L'architecture, l'alogique et la perspective inversée

L'architecture sur l'icône suit ses propres lois qui sont au-dessus de celles de ce monde. Pour exprimer les choses surnaturelles notre langage habituel, nos images familières ne sont pas adéquats et suffisants. Ce ne sont ni la maladresse ni le manque de connaissance qui incitent l'iconographe à peindre d'une manière qui déroute notre vision habituelle, mais la réalité spirituelle.

Quand un pilier s'appuie sur le vide cela signifie que les lois de la pesanteur et de la gravité sont abolies et que tout baigne dans l'éternité infinie. Quand la tête du stylite est plus grande que sa colonne, cela met en évidence l'importance du stylite et la colonne n'a qu'un effet narratif. Quand des faits qui ont lieu en des endroits et des moments différents se retrouvent sur la même icône, comme par exemple sur l'icône de la Nativité du Christ, cela indique que l'espace et le temps ont disparu. Le sein de la Toute Sainte, qui allaite le Christ se trouve quelque part près de l'épaule et elle tient l'enfant sans le tenir.

Les arbres, les plantes et les animaux ressemblent et sont tout à la fois autres que ceux qui se trouvent sur terre car ce sont ceux du paradis.

Souvent mais pas toujours la perspective est inversée car le centre est dans l'icône, en Dieu. Le spectateur qui se trouve en dehors est invité précisément à quitter son isolement égocentrique et à entrer dans l'intimité de Dieu et de l'Église céleste.

Jamais sur l'icône les événements ne se passent à l'intérieur d'une bâtisse, ce qui les enfermerait, les étoufferait. L'édifice ne sert qu'à indiquer certains choses et non à abriter.

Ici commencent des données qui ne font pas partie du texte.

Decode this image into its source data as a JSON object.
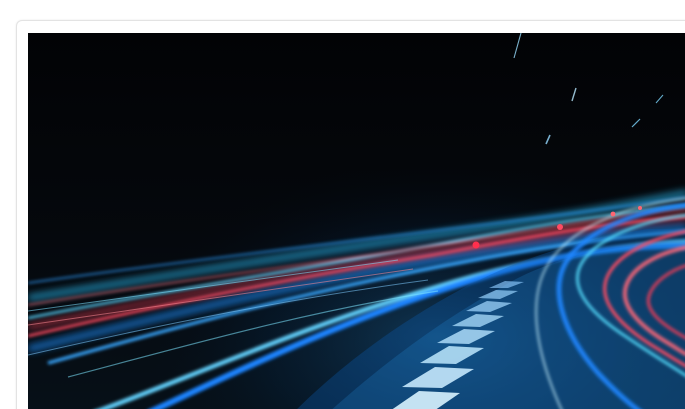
{
  "card": {
    "image": {
      "subject": "light-trail-road"
    }
  },
  "colors": {
    "background": "#ffffff",
    "card_border": "#e3e3e3",
    "sky": "#040507",
    "trail_blue": "#39a7ff",
    "trail_cyan": "#59d7ff",
    "trail_red": "#ff4b62",
    "trail_white": "#eaf6ff"
  }
}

Ces paradoxes ne se rencontrent pas uniquement sur l'icône mais aussi dans la liturgie, la Bible, les écrits spirituels. Les pères parlent du mouvement stable, de l'ivresse sobre et comparent l'Église à une jeune fille aux cheveux gris. Abraham contemple le mystère de la Trinité en voyant ses hôtes à la fois un et trois et Ézéchiel décrit sa vision des chérubins et des séraphins qui nous déconcerte et laisse notre logique perplexe.